Read: I hope the Apple watch is more than a dumb terminal

I think there are two things directly wrong with the iWatch proposition. The first thing is that the people who look after Apple's brand are not going to want you to stop looking at your iPhone and start looking at your iWatch. Remember that over the past dozen or so years Apple behaves more Louis Vuitton and Prada than Microsoft or Samsung. Apple very much wants you to see them using their products. Imagine you are on public transport going to work. What Apple wants is for you to be sitting there with your white earbuds in (so that everyone knows you're listening to music on an iDevice), and if you want to check you email they want you to pull out your iPhone use it, smile and obviously enjoy it. The iWatch breaks that model. You'd be sitting there on the train, smooth up the cuff of your jacket/coat, and glance at the watch. You'd get the information that you need, but Apple would not get the brand recognition that they need.

This is just one possible problem with the iWatch. The other problem is that whatever you can think of, or whatever I can think of, is going to be way too pedestrian and obvious to Apple. The whole point of the way that Apple innovates products is that it does stuff that ordinary people cannot think of. As technologists we think about a wearable smartwatch and we think of something like Pebble. If Apple does a watch, it will be absolutely nothing like that. By definition, because I am an ordinary person like you, there's no point in me musing about what an iWatch might actually be.

Walkmans

A really good book on Apple's behaviour is Digital Wars by Charles Arthur. What I also like about is that it's full of "oh, I didn't realise that!" moments. (The story within the book is also told in a genuinely gripping way, and that makes it a great read.) A pertinent "Oh!" moment that I learnt from his book is that I thought the iPod was something that just "happened" within Apple -- i.e. although the idea of portable music was obvious actually making the iPod and the iTunes ecosystem was a far colder and more calculated move than this. Jobs and his team intentionally looked for a market area that could be exploited, but importantly one that was poorly served by the market, yet had the capacity to power a global trend through application of marketing more often seen from fashion companies than technology companies.

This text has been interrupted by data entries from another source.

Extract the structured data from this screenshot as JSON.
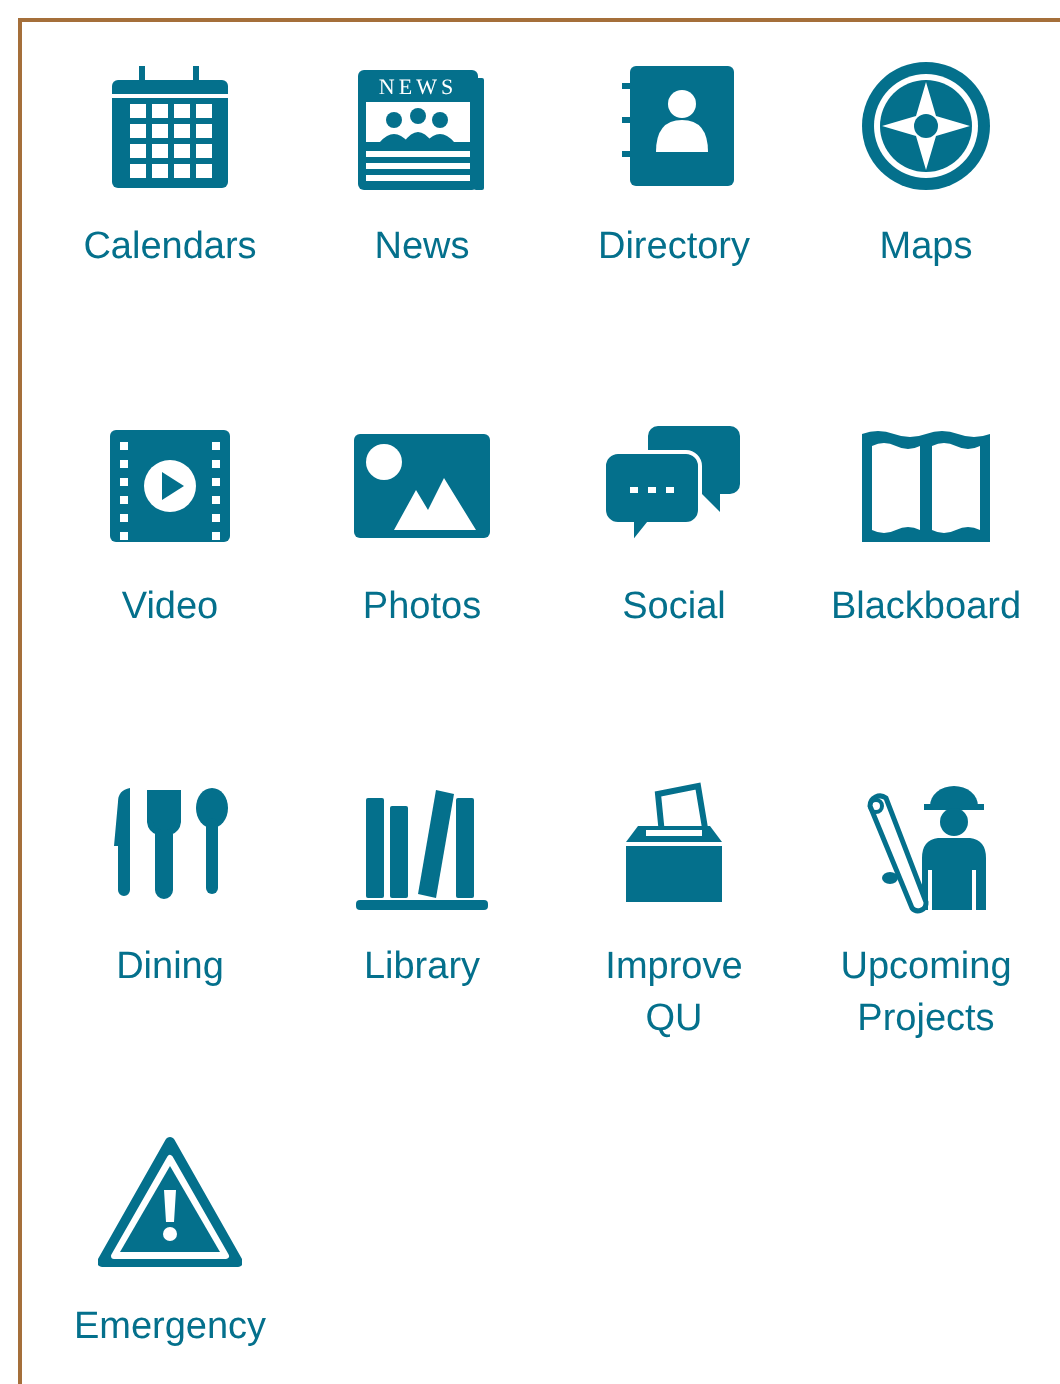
{
  "tiles": [
    {
      "kind": "calendar",
      "label": "Calendars"
    },
    {
      "kind": "news",
      "label": "News",
      "icon_text": "NEWS"
    },
    {
      "kind": "directory",
      "label": "Directory"
    },
    {
      "kind": "compass",
      "label": "Maps"
    },
    {
      "kind": "video",
      "label": "Video"
    },
    {
      "kind": "photo",
      "label": "Photos"
    },
    {
      "kind": "chat",
      "label": "Social"
    },
    {
      "kind": "book",
      "label": "Blackboard"
    },
    {
      "kind": "dining",
      "label": "Dining"
    },
    {
      "kind": "library",
      "label": "Library"
    },
    {
      "kind": "ballot",
      "label": "Improve QU"
    },
    {
      "kind": "worker",
      "label": "Upcoming Projects"
    },
    {
      "kind": "warning",
      "label": "Emergency"
    }
  ]
}
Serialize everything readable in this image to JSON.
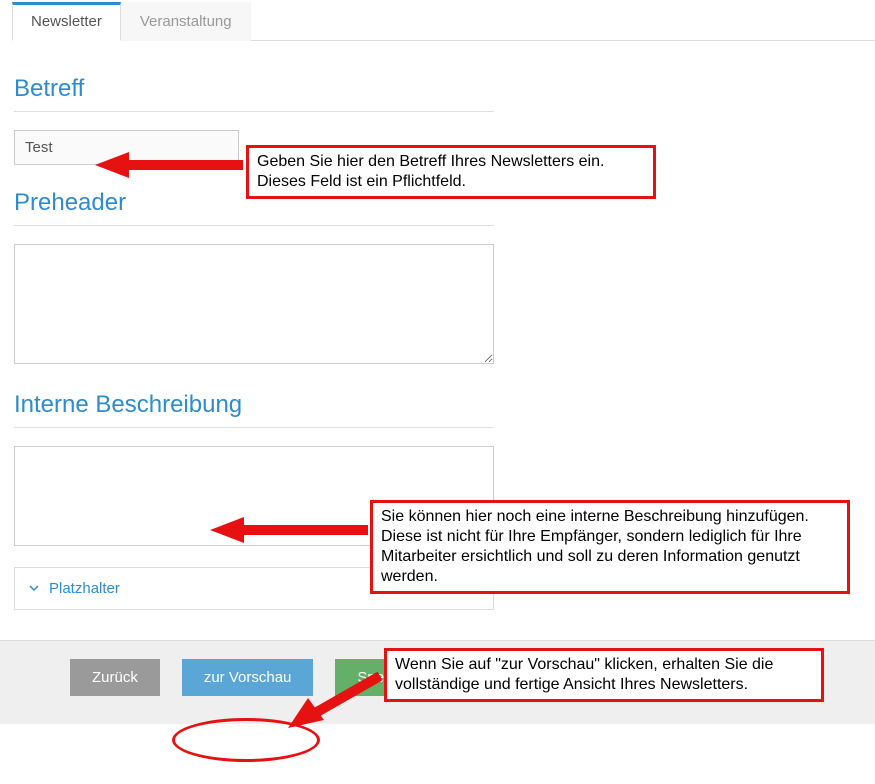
{
  "tabs": {
    "newsletter": "Newsletter",
    "event": "Veranstaltung"
  },
  "sections": {
    "subject_title": "Betreff",
    "subject_value": "Test",
    "preheader_title": "Preheader",
    "preheader_value": "",
    "description_title": "Interne Beschreibung",
    "description_value": ""
  },
  "accordion": {
    "placeholder_label": "Platzhalter"
  },
  "buttons": {
    "back": "Zurück",
    "preview": "zur Vorschau",
    "save": "Speichern"
  },
  "annotations": {
    "subject_hint": "Geben Sie hier den Betreff Ihres Newsletters ein. Dieses Feld ist ein Pflichtfeld.",
    "description_hint": "Sie können hier noch eine interne Beschreibung hinzufügen. Diese ist nicht für Ihre Empfänger, sondern lediglich für Ihre Mitarbeiter ersichtlich und soll zu deren Information genutzt werden.",
    "preview_hint": "Wenn Sie auf \"zur Vorschau\" klicken, erhalten Sie die vollständige und fertige Ansicht Ihres Newsletters."
  }
}
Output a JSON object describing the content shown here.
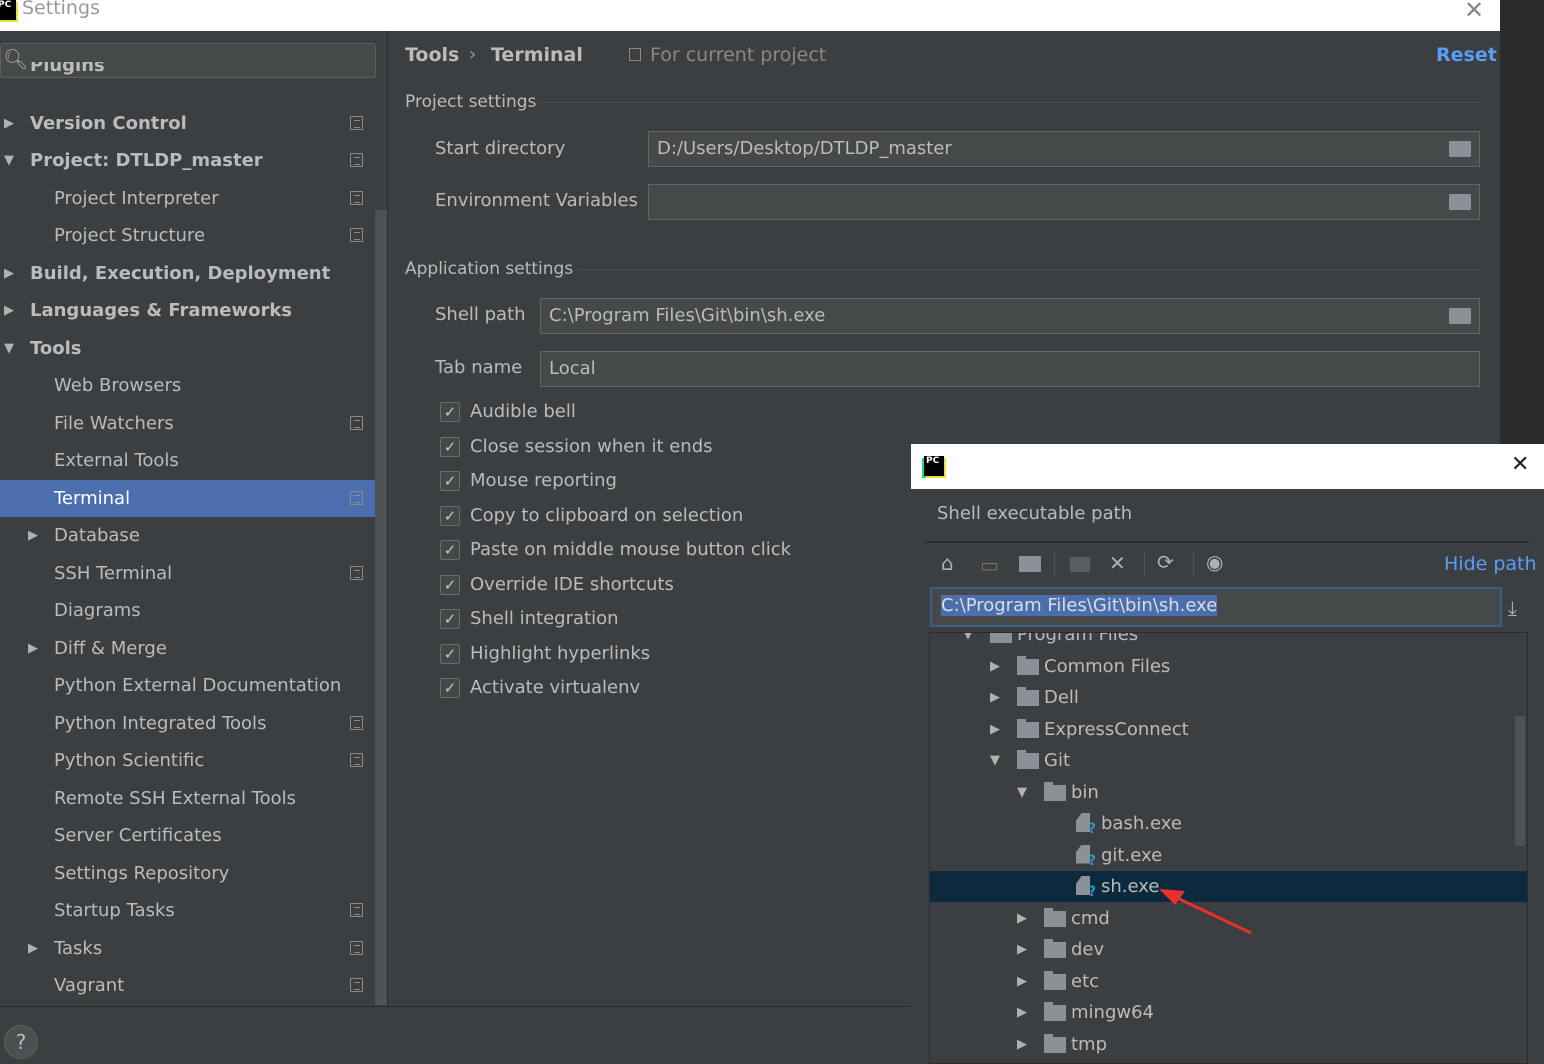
{
  "window": {
    "title": "Settings",
    "logo": "PC"
  },
  "sidebar": {
    "search_placeholder": "",
    "items": [
      {
        "label": "Plugins",
        "level": 0,
        "bold": true,
        "arrow": "",
        "copy": false,
        "partial": true
      },
      {
        "label": "Version Control",
        "level": 0,
        "bold": true,
        "arrow": "right",
        "copy": true
      },
      {
        "label": "Project: DTLDP_master",
        "level": 0,
        "bold": true,
        "arrow": "down",
        "copy": true
      },
      {
        "label": "Project Interpreter",
        "level": 1,
        "arrow": "",
        "copy": true
      },
      {
        "label": "Project Structure",
        "level": 1,
        "arrow": "",
        "copy": true
      },
      {
        "label": "Build, Execution, Deployment",
        "level": 0,
        "bold": true,
        "arrow": "right",
        "copy": false
      },
      {
        "label": "Languages & Frameworks",
        "level": 0,
        "bold": true,
        "arrow": "right",
        "copy": false
      },
      {
        "label": "Tools",
        "level": 0,
        "bold": true,
        "arrow": "down",
        "copy": false
      },
      {
        "label": "Web Browsers",
        "level": 1,
        "arrow": "",
        "copy": false
      },
      {
        "label": "File Watchers",
        "level": 1,
        "arrow": "",
        "copy": true
      },
      {
        "label": "External Tools",
        "level": 1,
        "arrow": "",
        "copy": false
      },
      {
        "label": "Terminal",
        "level": 1,
        "arrow": "",
        "copy": true,
        "selected": true
      },
      {
        "label": "Database",
        "level": 1,
        "arrow": "right",
        "copy": false
      },
      {
        "label": "SSH Terminal",
        "level": 1,
        "arrow": "",
        "copy": true
      },
      {
        "label": "Diagrams",
        "level": 1,
        "arrow": "",
        "copy": false
      },
      {
        "label": "Diff & Merge",
        "level": 1,
        "arrow": "right",
        "copy": false
      },
      {
        "label": "Python External Documentation",
        "level": 1,
        "arrow": "",
        "copy": false
      },
      {
        "label": "Python Integrated Tools",
        "level": 1,
        "arrow": "",
        "copy": true
      },
      {
        "label": "Python Scientific",
        "level": 1,
        "arrow": "",
        "copy": true
      },
      {
        "label": "Remote SSH External Tools",
        "level": 1,
        "arrow": "",
        "copy": false
      },
      {
        "label": "Server Certificates",
        "level": 1,
        "arrow": "",
        "copy": false
      },
      {
        "label": "Settings Repository",
        "level": 1,
        "arrow": "",
        "copy": false
      },
      {
        "label": "Startup Tasks",
        "level": 1,
        "arrow": "",
        "copy": true
      },
      {
        "label": "Tasks",
        "level": 1,
        "arrow": "right",
        "copy": true
      },
      {
        "label": "Vagrant",
        "level": 1,
        "arrow": "",
        "copy": true
      }
    ]
  },
  "header": {
    "breadcrumb": [
      "Tools",
      "Terminal"
    ],
    "scope": "For current project",
    "reset": "Reset"
  },
  "project_settings": {
    "title": "Project settings",
    "start_directory_label": "Start directory",
    "start_directory": "D:/Users/Desktop/DTLDP_master",
    "env_label": "Environment Variables",
    "env": ""
  },
  "app_settings": {
    "title": "Application settings",
    "shell_path_label": "Shell path",
    "shell_path": "C:\\Program Files\\Git\\bin\\sh.exe",
    "tab_name_label": "Tab name",
    "tab_name": "Local",
    "checkboxes": [
      {
        "label": "Audible bell",
        "checked": true
      },
      {
        "label": "Close session when it ends",
        "checked": true
      },
      {
        "label": "Mouse reporting",
        "checked": true
      },
      {
        "label": "Copy to clipboard on selection",
        "checked": true
      },
      {
        "label": "Paste on middle mouse button click",
        "checked": true
      },
      {
        "label": "Override IDE shortcuts",
        "checked": true
      },
      {
        "label": "Shell integration",
        "checked": true
      },
      {
        "label": "Highlight hyperlinks",
        "checked": true
      },
      {
        "label": "Activate virtualenv",
        "checked": true
      }
    ]
  },
  "popup": {
    "logo": "PC",
    "title": "Shell executable path",
    "hide_path": "Hide path",
    "path": "C:\\Program Files\\Git\\bin\\sh.exe",
    "toolbar": [
      "home-icon",
      "desktop-icon",
      "project-folder-icon",
      "new-folder-icon",
      "delete-icon",
      "refresh-icon",
      "show-hidden-icon"
    ],
    "tree": [
      {
        "label": "Program Files",
        "level": 0,
        "type": "folder",
        "expanded": true
      },
      {
        "label": "Common Files",
        "level": 1,
        "type": "folder",
        "expanded": false
      },
      {
        "label": "Dell",
        "level": 1,
        "type": "folder",
        "expanded": false
      },
      {
        "label": "ExpressConnect",
        "level": 1,
        "type": "folder",
        "expanded": false
      },
      {
        "label": "Git",
        "level": 1,
        "type": "folder",
        "expanded": true
      },
      {
        "label": "bin",
        "level": 2,
        "type": "folder",
        "expanded": true
      },
      {
        "label": "bash.exe",
        "level": 3,
        "type": "file"
      },
      {
        "label": "git.exe",
        "level": 3,
        "type": "file"
      },
      {
        "label": "sh.exe",
        "level": 3,
        "type": "file",
        "selected": true
      },
      {
        "label": "cmd",
        "level": 2,
        "type": "folder",
        "expanded": false
      },
      {
        "label": "dev",
        "level": 2,
        "type": "folder",
        "expanded": false
      },
      {
        "label": "etc",
        "level": 2,
        "type": "folder",
        "expanded": false
      },
      {
        "label": "mingw64",
        "level": 2,
        "type": "folder",
        "expanded": false
      },
      {
        "label": "tmp",
        "level": 2,
        "type": "folder",
        "expanded": false
      }
    ]
  },
  "colors": {
    "accent": "#4b6eaf",
    "link": "#589df6",
    "annotation_arrow": "#e8302a"
  }
}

This basic operation is what Apple does. They do not "throw their hat into the ring" with others, what they always do is make a new ring, put their hat in first, and then extract as much money as possible. The tactic of avoiding going toe-to-toe with competitors means they have to -- aha -- "think different".

What made the iPod work was not that it was a particularly innovative idea, but that Jobs and Apple were able to take a fashion that had died out, reinvent it, own it, and then profit from it. When I was a kid everyone had Walkmans. I remember being at school and spending most of what we called "playtime", but which I understand in the US is called "recess", comparing Walkmans. I had a pretty rubbish Walkman, and I still remember being trounced on a daily basis in an endless game of Walkman Top Trumps by friends who had auto-reverse, Dolby B and C, a metal tape selector switch and so on. If I wanted to play the other side of a cassette, I had to take it out and turn it over.

And then one day, Walkmans were gone -- their demise seemingly tied to the shift from the cassette tape to the CD. CD Walkmans offered a different utility to their tape-based forebears, and this seemed to kill off the fashion. But the psychological attraction of the Walkman -- being able to be out in a public space but actually enveloped in your own private aural landscape -- still worked. Apple managed to make the Walkman fashionable again, with straplines of "10,000 songs in your pocket" and the silhouetted dancers in their famous ads. In those ads the iPod unit itself is shown, but more important is the white earbuds. This was the hook -- the global trend that Apple built was that everyone wanted the practical ability to listen to their music when they were out and about, but that everyone wanted to be seen with those earbuds.

Conclusion

If you were a company Samsung, it's relatively easy to imagine that you could create a wearable computing product like a watch and make it successful within one geographic/demographic market cross-section.

If Apple were to make an iWatch, I suspect it will probably be quite a basic idea, but done in a way that will create a global trend. Not being the sort of product development and marketing genius that works in the upper echelons of Apple's management I have no idea what that could be.

But if anyone can make us all go back to wearing watches, it'll be Apple, just like they made us all wear Walkmans again.